The FDA granted expanded clearance to the Paxman Scalp Cooling System, allowing the device to be used by patients with any type of solid tumor.
The Paxman Scalp Cooling System (Paxman) — designed to reduce hair loss among patients who undergo chemotherapy — received clearance last year for use among patients with breast cancer.
“Scalp cooling has been a real game changer for so many of our patients with breast cancer, minimizing the risk of one of the most dreaded side effects of chemotherapy,” Steven Jay Isakoff, MD, PhD, medical oncologist at Massachusetts General Hospital Cancer Center, said in a press release. “Thanks to the recent expanded FDA indication for the Paxman Scalp Cooling system, so many more patients with solid tumors in the US can now consider this option as a safe and effective way to keep their hair during chemotherapy. We are already working on plans to make this available to all of our patients with solid tumors.”

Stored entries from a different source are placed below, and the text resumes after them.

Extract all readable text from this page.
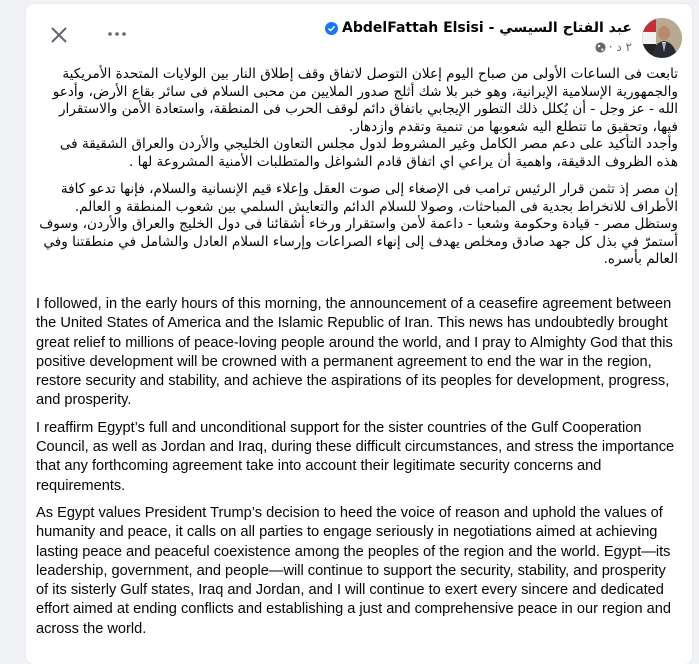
AbdelFattah Elsisi - عبد الفتاح السيسي
٢ د ·

تابعت فى الساعات الأولى من صباح اليوم إعلان التوصل لاتفاق وقف إطلاق النار بين الولايات المتحدة الأمريكية والجمهورية الإسلامية الإيرانية، وهو خبر بلا شك أثلج صدور الملايين من محبى السلام فى سائر بقاع الأرض، وأدعو الله - عز وجل - أن يُكلل ذلك التطور الإيجابي باتفاق دائم لوقف الحرب فى المنطقة، واستعادة الأمن والاستقرار فيها، وتحقيق ما تتطلع اليه شعوبها من تنمية وتقدم وازدهار.

وأجدد التأكيد على دعم مصر الكامل وغير المشروط لدول مجلس التعاون الخليجي والأردن والعراق الشقيقة فى هذه الظروف الدقيقة، واهمية أن يراعي اي اتفاق قادم الشواغل والمتطلبات الأمنية المشروعة لها .

إن مصر إذ تثمن قرار الرئيس ترامب فى الإصغاء إلى صوت العقل وإعلاء قيم الإنسانية والسلام، فإنها تدعو كافة الأطراف للانخراط بجدية فى المباحثات، وصولا للسلام الدائم والتعايش السلمي بين شعوب المنطقة و العالم. وستظل مصر - قيادة وحكومة وشعبا - داعمة لأمن واستقرار ورخاء أشقائنا فى دول الخليج والعراق والأردن، وسوف أستمرّ في بذل كل جهد صادق ومخلص يهدف إلى إنهاء الصراعات وإرساء السلام العادل والشامل في منطقتنا وفي العالم بأسره.

I followed, in the early hours of this morning, the announcement of a ceasefire agreement between the United States of America and the Islamic Republic of Iran. This news has undoubtedly brought great relief to millions of peace-loving people around the world, and I pray to Almighty God that this positive development will be crowned with a permanent agreement to end the war in the region, restore security and stability, and achieve the aspirations of its peoples for development, progress, and prosperity.

I reaffirm Egypt’s full and unconditional support for the sister countries of the Gulf Cooperation Council, as well as Jordan and Iraq, during these difficult circumstances, and stress the importance that any forthcoming agreement take into account their legitimate security concerns and requirements.

As Egypt values President Trump’s decision to heed the voice of reason and uphold the values of humanity and peace, it calls on all parties to engage seriously in negotiations aimed at achieving lasting peace and peaceful coexistence among the peoples of the region and the world. Egypt—its leadership, government, and people—will continue to support the security, stability, and prosperity of its sisterly Gulf states, Iraq and Jordan, and I will continue to exert every sincere and dedicated effort aimed at ending conflicts and establishing a just and comprehensive peace in our region and across the world.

The Paxman system reduces the temperature of the scalp by a few degrees immediately before, during and after the administration of chemotherapy.
The device is intended to reduce the amount of chemotherapy that reaches the hair follicles, reduce drug diffusion through the cell membrane, decrease cell division, reduce active transport mechanisms and generally reduce metabolic activity.
Paxman has installed approximately 225 scalp cooling systems in the United States since its initial FDA clearance last spring. Another 65 systems are awaiting delivery and installation.
“This is another step forward in making cancer therapy more personalized and putting the patients in the driver’s seat as we create more options and pathways our patients,” Debu Tripathy, MD, professor in and chairman of the department of breast medical oncology at The University of Texas MD Anderson Cancer Center, said in the release.